Elezioni comunali, il centrosinistra presenta il "Patto per Ancona" e annuncia le primarie

La coalizione uscente è la stessa del 2013 e al momento propone Valeria Mancinelli come unico candidato sindaco. Primarie il 28 gennaio ma solo in presenza di uno sfidante

I volti e i nomi sono gli stessi che hanno portato a casa la vittoria alle elezioni comunali del giugno 2013. Qualcosa cambierà solo nei nomi delle sigle, ma è solo una questione di forma. L’alleanza “Patto per Ancona” inizia la sua corsa verso le elezioni del 2018 e nel giorno della presentazione ufficiale, stamattina nella sede Pd di Corso Stamira, sono state indette anche le primarie di coalizione per il prossimo 28 gennaio. Ci saranno solo se qualcuno, all’interno dell’alleanza, si presenterà come sfidante di Valeria Mancinelli che al momento risulta l’unico candidato sindaco della coalizione.

Le sigle e il programma

I gruppi che compongono l’accordo politico e programmatico sono sei. Oltre al Pd ci sono i Verdi, i Popolari per Ancona- Udc, la lista civica Ancona 2020 (destinata a cambiare nome nella speranza del mandato quinquennale) e il Partito Socialista Italiano. Il programma, un documento di 20 pagine, fa perno sulla volontà di sostenere lo sviluppo del porto in quanto volano del turismo e sulla realizzazione dei progetti in essere e per i quali sono già disponibili 70 milioni di euro: l’ Iti Waterfront; gli interventi di recupero sull’ ex Birrificio Dreher, il rione Archi, Fornace Verrocchio, Borgo Pio e via Marchetti; il Lungomare nord, la riqualificazione della Mole e della sua area circostante insieme ai mercati di Piazza d’Armi e delle Erbe; la sistemazione del Dorico e del Palaveneto. Non solo lotta al degrado. Le linee guida del nuovo programma prevedono anche il rafforzamento della sicurezza con nuovi impianti di videosorveglianza e di illuminazione pubblica oltre al potenziamento della Polizia Locale. Per le frazioni è stato annunciato il potenziamento della banda larga e il riutilizzo delle vecchie sedi comunali. Poi c’è l’intensificazione del trasporto pubblico, l‘incentivazione della mobilità elettrica, l’intervento sulla mobilità ciclabile e su quella pedonale (pedibus e collegamenti tra i parchi).
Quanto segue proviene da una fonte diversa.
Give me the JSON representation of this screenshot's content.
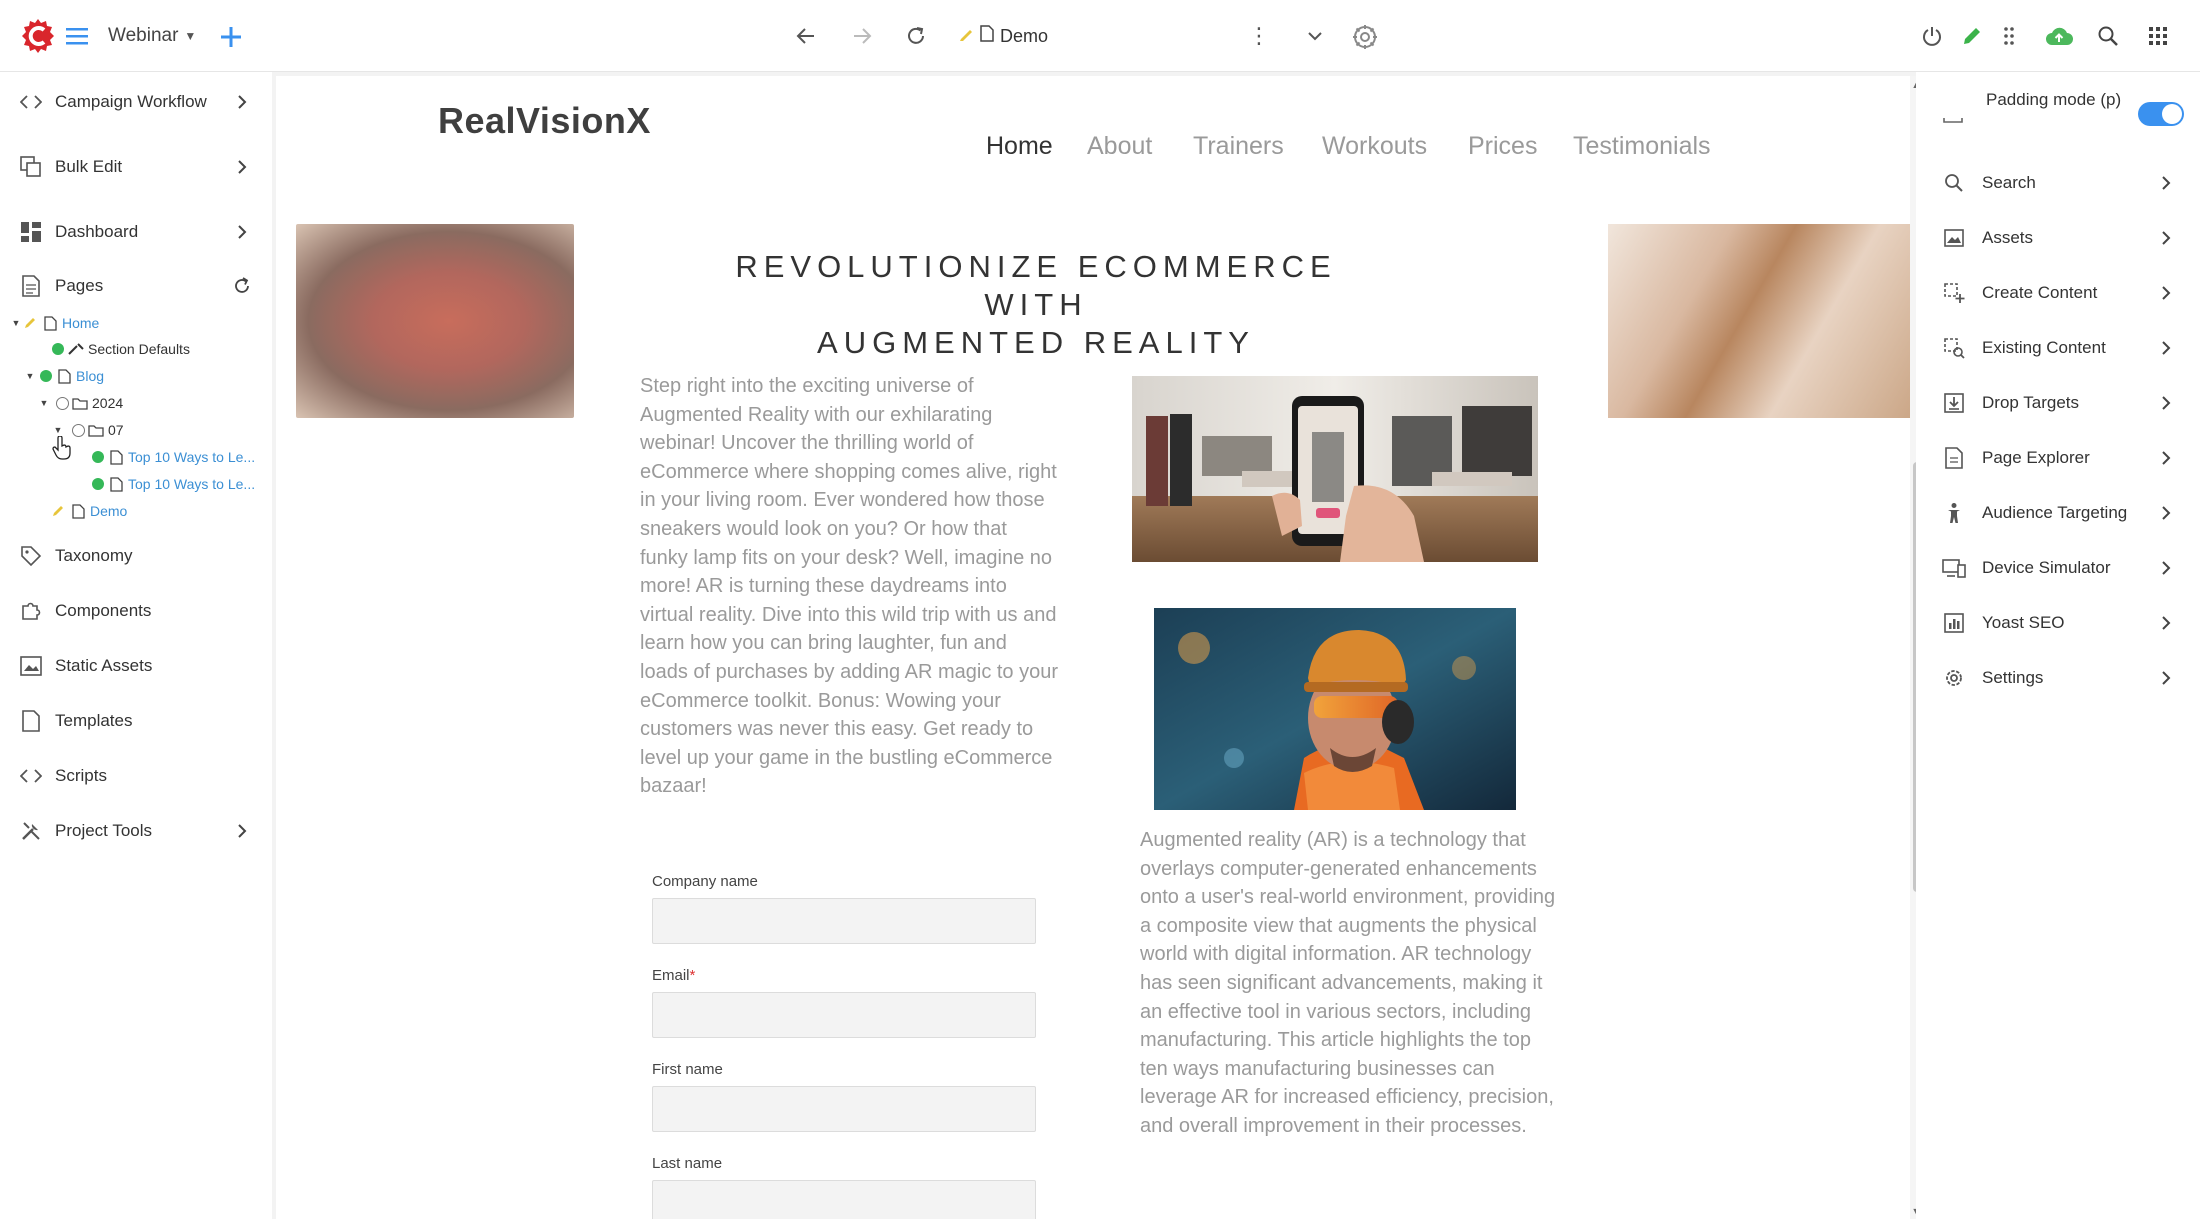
{
  "topbar": {
    "site_name": "Webinar",
    "url_page": "Demo",
    "url_more": "⋮"
  },
  "sidebar": {
    "items": [
      {
        "label": "Campaign Workflow"
      },
      {
        "label": "Bulk Edit"
      },
      {
        "label": "Dashboard"
      },
      {
        "label": "Pages"
      },
      {
        "label": "Taxonomy"
      },
      {
        "label": "Components"
      },
      {
        "label": "Static Assets"
      },
      {
        "label": "Templates"
      },
      {
        "label": "Scripts"
      },
      {
        "label": "Project Tools"
      }
    ],
    "tree": [
      {
        "label": "Home"
      },
      {
        "label": "Section Defaults"
      },
      {
        "label": "Blog"
      },
      {
        "label": "2024"
      },
      {
        "label": "07"
      },
      {
        "label": "Top 10 Ways to Le..."
      },
      {
        "label": "Top 10 Ways to Le..."
      },
      {
        "label": "Demo"
      }
    ]
  },
  "site": {
    "brand": "RealVisionX",
    "nav": [
      "Home",
      "About",
      "Trainers",
      "Workouts",
      "Prices",
      "Testimonials"
    ],
    "hero_title_line1": "REVOLUTIONIZE ECOMMERCE WITH",
    "hero_title_line2": "AUGMENTED REALITY",
    "intro_text": "Step right into the exciting universe of Augmented Reality with our exhilarating webinar! Uncover the thrilling world of eCommerce where shopping comes alive, right in your living room. Ever wondered how those sneakers would look on you? Or how that funky lamp fits on your desk? Well, imagine no more! AR is turning these daydreams into virtual reality. Dive into this wild trip with us and learn how you can bring laughter, fun and loads of purchases by adding AR magic to your eCommerce toolkit. Bonus: Wowing your customers was never this easy. Get ready to level up your game in the bustling eCommerce bazaar!",
    "ar_text": "Augmented reality (AR) is a technology that overlays computer-generated enhancements onto a user's real-world environment, providing a composite view that augments the physical world with digital information. AR technology has seen significant advancements, making it an effective tool in various sectors, including manufacturing. This article highlights the top ten ways manufacturing businesses can leverage AR for increased efficiency, precision, and overall improvement in their processes.",
    "form": {
      "company_label": "Company name",
      "email_label": "Email",
      "email_required": "*",
      "first_label": "First name",
      "last_label": "Last name"
    }
  },
  "rpanel": {
    "padding_mode": "Padding mode (p)",
    "padding_on": true,
    "items": [
      {
        "label": "Search"
      },
      {
        "label": "Assets"
      },
      {
        "label": "Create Content"
      },
      {
        "label": "Existing Content"
      },
      {
        "label": "Drop Targets"
      },
      {
        "label": "Page Explorer"
      },
      {
        "label": "Audience Targeting"
      },
      {
        "label": "Device Simulator"
      },
      {
        "label": "Yoast SEO"
      },
      {
        "label": "Settings"
      }
    ]
  },
  "colors": {
    "accent_blue": "#3a91ef",
    "brand_red": "#d9262c",
    "status_green": "#35b858",
    "link_blue": "#3b8fd4"
  }
}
Novità anche nella distribuzione delle deleghe: «Nell’eventualità di un mio secondo mandato penso di introdurre altre deleghe specifiche per gli assessori come quella alla polizia municipale e all’ambiente» ha annunciato la Mancinelli. A presentare la coalizione, oltre al sindaco uscente c’erano Michele Polenta e Gianluca Carrabs (Verdi), Marco Gnocchini e Tommaso Sanna (Popolari per Ancona-Udc), Massimiliano Fazzini (Ancona 2020), Giovanni Cardoni (Pd) e Massimo Spinozzi (Socialisti Italiani).
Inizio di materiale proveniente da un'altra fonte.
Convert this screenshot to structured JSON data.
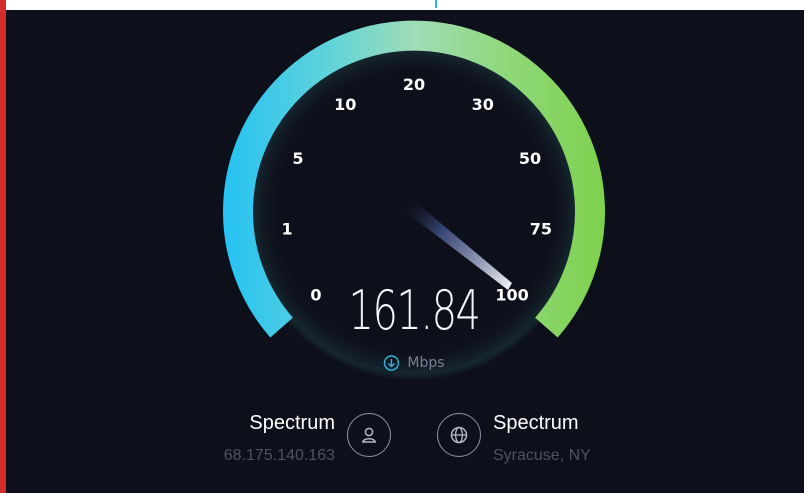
{
  "gauge": {
    "scale_labels": [
      "0",
      "1",
      "5",
      "10",
      "20",
      "30",
      "50",
      "75",
      "100"
    ],
    "needle_position_fraction": 1.0,
    "arc_gradient": [
      "#29c3f2",
      "#63d4d8",
      "#9fdcb5",
      "#8dd86f",
      "#7fd14f"
    ]
  },
  "result": {
    "speed_value": "161.84",
    "unit_label": "Mbps",
    "unit_icon": "download-arrow-icon"
  },
  "client": {
    "name": "Spectrum",
    "ip_address": "68.175.140.163",
    "icon": "user-icon"
  },
  "server": {
    "name": "Spectrum",
    "location": "Syracuse, NY",
    "icon": "globe-icon"
  },
  "colors": {
    "background": "#0d0f1a",
    "accent": "#2eb5e0",
    "left_edge": "#d42b2b"
  }
}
Verso le primarie: cosa c’è da sapere

Ad annunciare la data delle primarie e a spiegare le modalità di candidatura per chi volesse sfidare la Mancinelli sotto le insegne del “Patto per Ancona” è stato il segretario Pd Giovanni Cardoni. Il 28 gennaio le primarie, seppure indette, si faranno solo in presenza di almeno uno sfidante del sindaco uscente. «Tutti i cittadini che vogliono esercitare il diritto di voto devono dichiarare di riconoscersi nella linea politico-programmatica espressa dalla coalizione “Patto per Ancona” e devono impegnarsi a sostenerla» ha specificato Cardoni. Il candidato dovrà rispettare alcune scadenze e requisiti: entro mezzogiorno del 25 novembre dovrà confermare la propria candidatura presentandosi davanti al comitato organizzatore nella sede Pd. Entro il 7 dicembre invece, dovrà presentare 200 firme di elettori a sostegno della propria candidatura. Firme che saranno autenticate da un notaio o da un consigliere comunale.